Keep drinking plenty of water during the day, as dehydration could lead to constipation, but try not to drink too much before you go to bed to avoid ‘accidents’ in the night.
Schedule regular loo breaks even if you don’t feel like you need to go, and wear pantyliners to help soak up any leaks. “Towards the end of pregnancy, an increase in discharge means some women may need to change their underwear several times a day,” adds Mr Horner.
Post-delivery, it’s crucial to practice pelvic floor exercises to re-educate your weakened muscles. Mr Horner explains: “If you do your exercises, problems improve quite quickly in the first couple of weeks after birth. By about three to four months, everything should be back to normal.”
Hair growth (and then loss)
Those surging hormones can result in pregnancy-induced hair growth in some women.
“Many women are concerned to find themselves with dark hair on their tummies,” says Mr Horner.
It can come as a shock to suddenly find yourself shedding hair from your head around three months after birth, as well.
What can I do?
“Remember that excess body hair might be an unwelcome addition, but it’s only temporary and will disappear within three to six months of birth,’ explains Mr Horner.

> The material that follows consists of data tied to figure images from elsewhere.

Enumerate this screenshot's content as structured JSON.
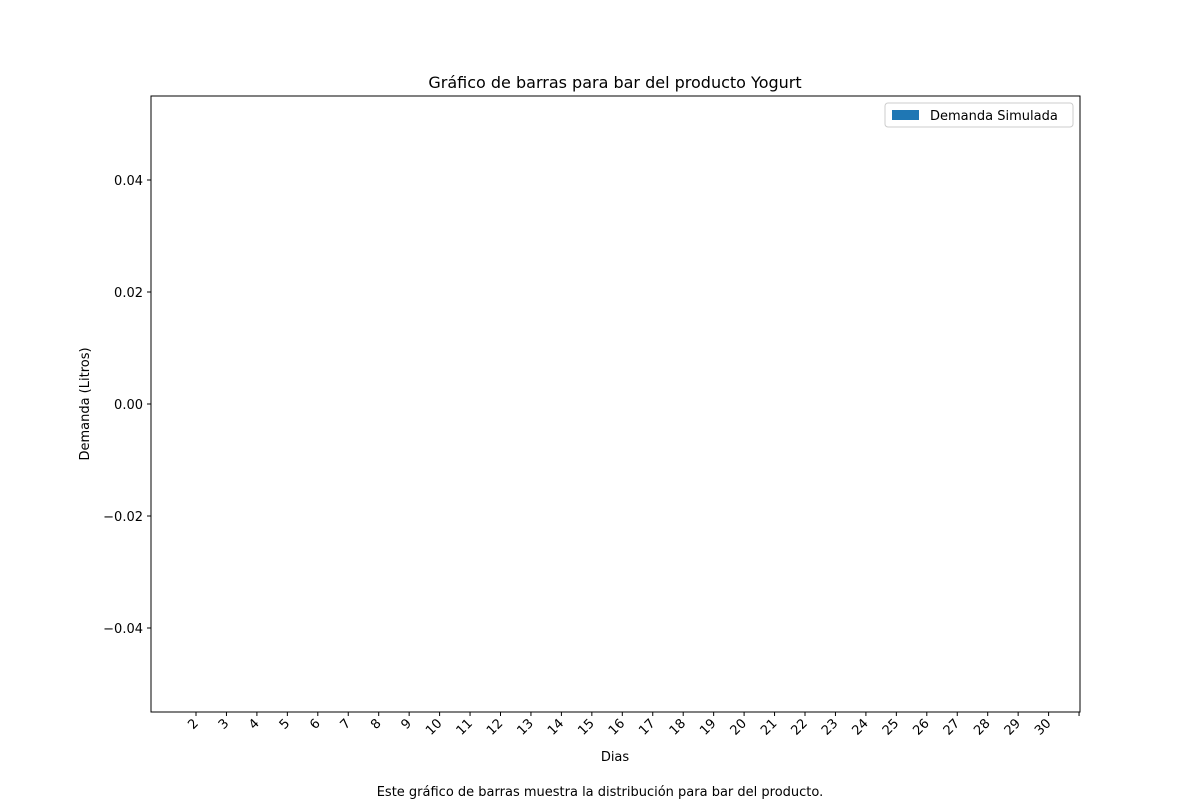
{
  "chart_data": {
    "type": "bar",
    "title": "Gráfico de barras para bar del producto Yogurt",
    "x_label": "Dias",
    "y_label": "Demanda (Litros)",
    "caption": "Este gráfico de barras muestra la distribución para bar del producto.",
    "categories": [
      "2",
      "3",
      "4",
      "5",
      "6",
      "7",
      "8",
      "9",
      "10",
      "11",
      "12",
      "13",
      "14",
      "15",
      "16",
      "17",
      "18",
      "19",
      "20",
      "21",
      "22",
      "23",
      "24",
      "25",
      "26",
      "27",
      "28",
      "29",
      "30",
      null
    ],
    "series": [
      {
        "name": "Demanda Simulada",
        "color": "#1f77b4",
        "values": [
          0,
          0,
          0,
          0,
          0,
          0,
          0,
          0,
          0,
          0,
          0,
          0,
          0,
          0,
          0,
          0,
          0,
          0,
          0,
          0,
          0,
          0,
          0,
          0,
          0,
          0,
          0,
          0,
          0,
          0
        ]
      }
    ],
    "ylim": [
      -0.055,
      0.055
    ],
    "yticks": [
      {
        "value": -0.04,
        "label": "−0.04"
      },
      {
        "value": -0.02,
        "label": "−0.02"
      },
      {
        "value": 0,
        "label": "0.00"
      },
      {
        "value": 0.02,
        "label": "0.02"
      },
      {
        "value": 0.04,
        "label": "0.04"
      }
    ],
    "legend": "upper right"
  }
}
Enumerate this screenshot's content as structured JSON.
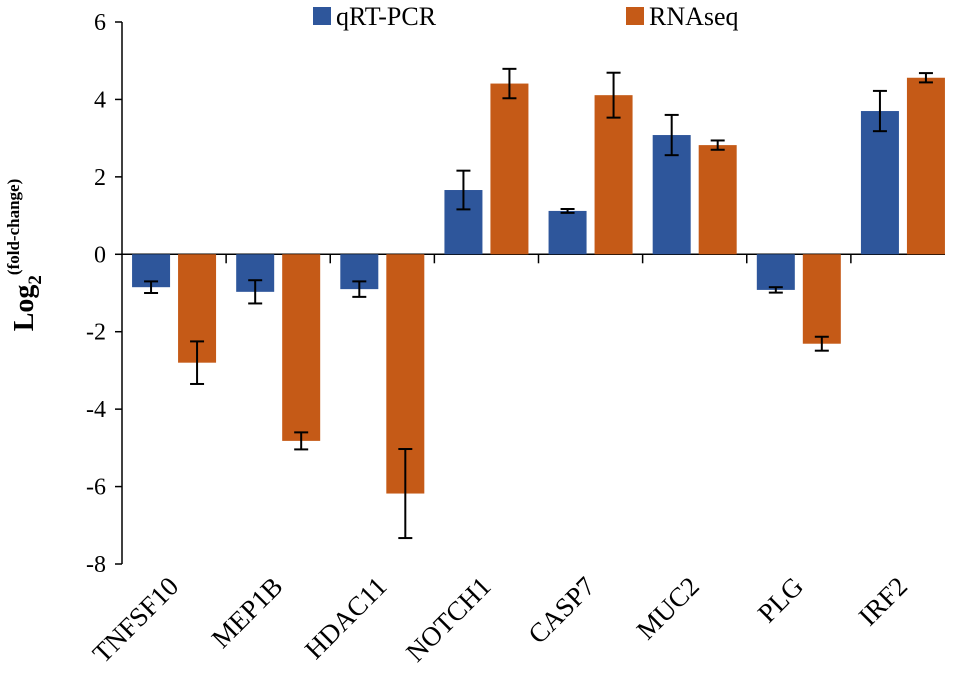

If you want to remove body hair during pregnancy, steer clear of bleaches or hair removal creams, which could absorbed into the skin, and stick to plucking, shaving or waxing.
Seeing large numbers of strands on your pillow or hairbrush after birth might look alarming, but your hair is simply returning to its natural pre-pregnancy cycle. The loss should slow within a few months.
There’s not much you can do but be patient – but letting your hair air dry naturally and avoiding pulling it into tight styles or ponytails will help avoid stressing your scalp further.